Polystream is the only platform capable of instantly running 3D software from any cloud at scale. Our patented streaming technology eliminates the need for expensive GPUs in a cloud infrastructure. Instead, we have built our platform from the ground up to support real-time streaming of 3D graphics at any scale from any cloud.
Founded in 2015 by CEO Bruce Grove and CTO Adam Billyard, two industry pioneers with 50 years of combined experience, started off in ‘Silicon Valley’ style in a basement in Brighton. Their long-held vision – scalable streaming of video games and 3D applications via the cloud at low cost and global reach – is supported by investors and an enthusiastic team now based in Guildford.
Polystream connected with UpCloud through our CEO Bruce Grove. We started using UpCloud’s services about two years ago for a demonstration at Slush Helsinki. Since last year it has become even more important to us due to a relationship with a new client, who’s requirements fit well with UpCloud’s geographic locations.
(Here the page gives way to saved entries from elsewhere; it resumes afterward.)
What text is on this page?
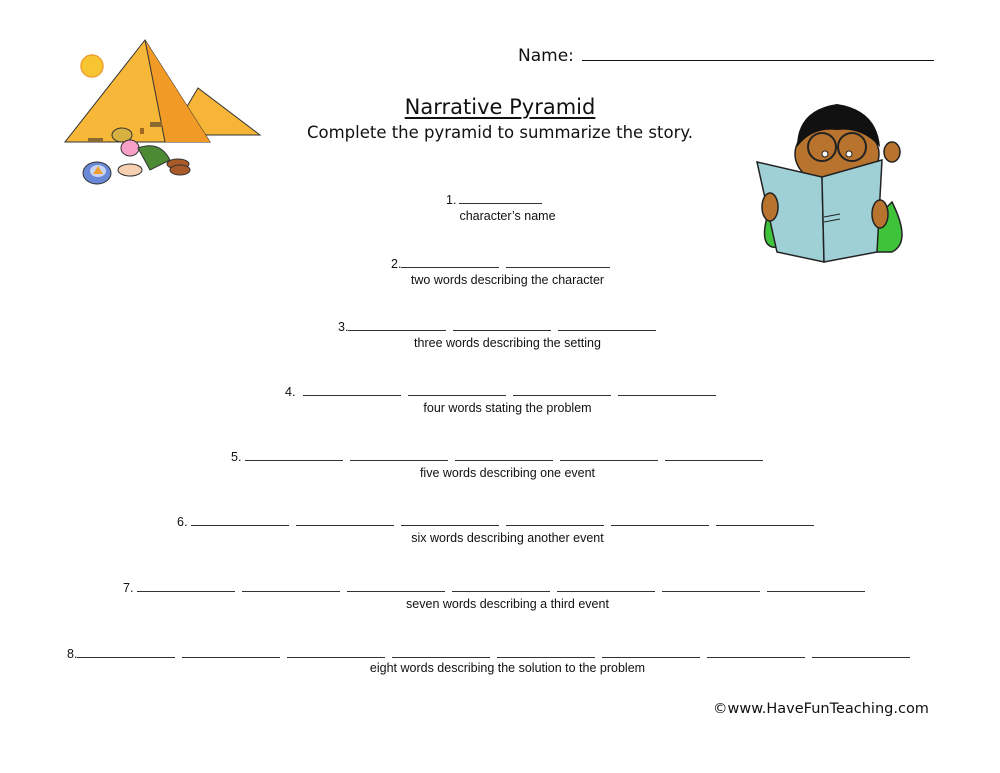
Name:
Narrative Pyramid
Complete the pyramid to summarize the story.
1.
character’s name
2.
two words describing the character
3.
three words describing the setting
4.
four words stating the problem
5.
five words describing one event
6.
six words describing another event
7.
seven words describing a third event
8.
eight words describing the solution to the problem
©www.HaveFunTeaching.com
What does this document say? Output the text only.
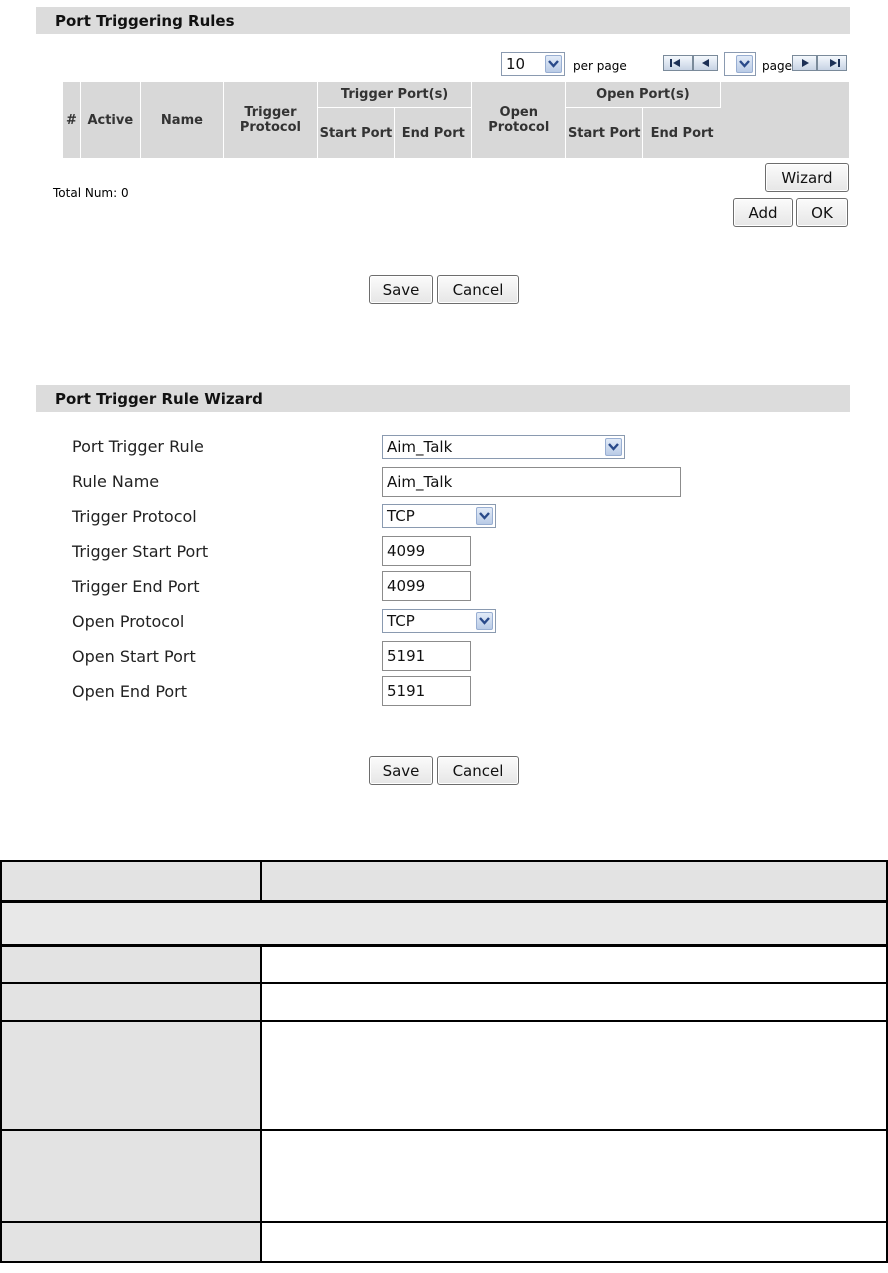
Port Triggering Rules
10	per page	page
#	Active	Name	Trigger Protocol	Trigger Port(s)		Open Protocol	Open Port(s)		
				Start Port	End Port		Start Port	End Port	
Wizard
Total Num: 0
Add	OK
Save	Cancel
Port Trigger Rule Wizard
Port Trigger Rule	Aim_Talk
Rule Name	Aim_Talk
Trigger Protocol	TCP
Trigger Start Port	4099
Trigger End Port	4099
Open Protocol	TCP
Open Start Port	5191
Open End Port	5191
Save	Cancel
As with all streaming solutions, Polystream’s platform can offer a better experience the closer we are to the end user geographically, which is one of the main factors for improving and combating latency. Compared to other streaming providers, we don’t have the limitation of requiring GPU enabled virtual machines and are therefore able to provision in quite literally any data centre in the world. This allows us to be very choosy when it comes to working with cloud providers. However, one of the challenges that we often face is finding reliable, cost-efficient IaaS providers in regions of the world that the larger providers don’t cover.
Because our core technical requirements are little more than reliable computation and networking, we can stream from any data centre, anywhere in the world. Thanks to this, we can be very selective when choosing IaaS providers to work with, while focusing more on the level of service they are able to provide and the stability of their infrastructure.
Hosting on UpCloud
Our streaming agents are reasonably low spec, standard cloud servers. We only require a couple of CPU cores, a modest amount of memory, and are good to go. From a networking point of view, we use dynamic IP allocation and firewalls for connecting and securing the platform.
Most of our streaming agents are provisioned via management API integration with the provider. We haven’t yet reached this state with UpCloud so the provisioning of streaming agents is done manually through the UpCloud’s control panel. However, as soon as the server has been created, we are able to hand it over to our operations team where the automated deployment of our software happens using our in-house infrastructure management tools.
We are always looking to broaden our global reach using reliable cloud providers with secure data centres and stable networks in interesting regions, which is exactly what UpCloud provides. Thanks to UpCloud we are able to deliver great quality streams to regions yet unreachable by traditional 3D streaming methods.
The only thing we ask of our cloud providers is consistent deployments and a stable network, two things that UpCloud provides in consistently good quality.
We operate across several cloud providers at any one time and within those, we operate many virtual machines. This means that having the ability to automate provisioning via management APIs is always a primary consideration when deciding which IaaS providers to work with. As we accomplish this using Terraform by Hashicorp, we are very pleased to see that UpCloud have a set of open source plugins and an active community of contributors making our future task of integrating UpCloud into our automated deployment systems a very simple one.
Where possible we use PaaS offerings from a provider to mitigate some elements of our high-availability challenges. Very typically, this is solved using load balancing and failover configured via management APIs using our automation systems. When working with a provider that doesn’t offer these features, we will manage the platform-as-a-service aspects of high-availability ourselves with sometimes bespoke solutions per provider. If UpCloud offered configuration for clustered, load balanced virtual machines, that would certainly make our lives a little easier when we come to add UpCloud to our own automation configuration.